Summary Table: Optimization Techniques

Technique Reduces Effort Industry Use
Columnar storage Data scanned (80-90%) Built-in ✅ All (BigQuery, Snowflake, Databricks)
Partitioning Data scanned (90%) Low ✅ Standard
Clustering JOIN time (50-80%) Medium ✅ BigQuery, Databricks
Materialized views Query time (90%) Medium ✅ Common for heavy aggregations
Denormalization Query time (80%) High ✅ Gold layer standard
Indexes Niche (dimension lookup) Low ⚠️ Rarely needed

Deep-Dives

Deep Dive: Query Execution Plans — Reading EXPLAIN, cost estimation, join order optimization.


Key Takeaways

Columnar storage is the foundation: 10-100x compression vs. row-oriented.

Partition pruning (WHERE on partition column) = 10-100x data reduction.

Clustering on foreign keys speeds JOINs 2-5x.

Materialize expensive aggregations (pre-compute common queries).

Profile first: Use EXPLAIN to find actual bottlenecks before optimizing.

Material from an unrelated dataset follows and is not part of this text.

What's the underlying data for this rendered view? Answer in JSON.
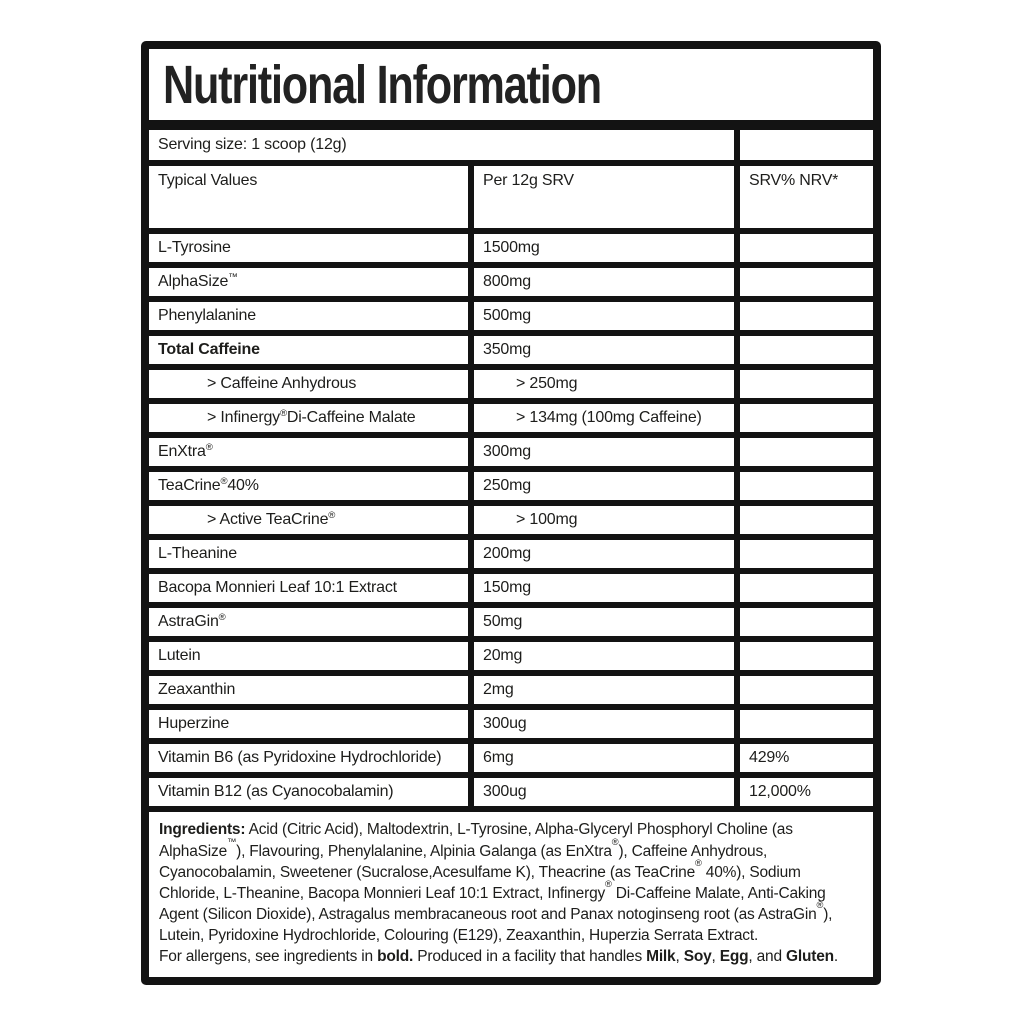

Cost equation: Faster queries = smaller data scanned = lower cost.


Practice Questions

  1. Why is columnar storage better than row-oriented for analytics?
  2. How does partition pruning reduce data scanned?
  3. When would you cluster a fact table? What columns?
  4. Should you create indexes on a BigQuery fact table? Why/why not?
  5. Design a materialized view for a slow query (GROUP BY 50 columns).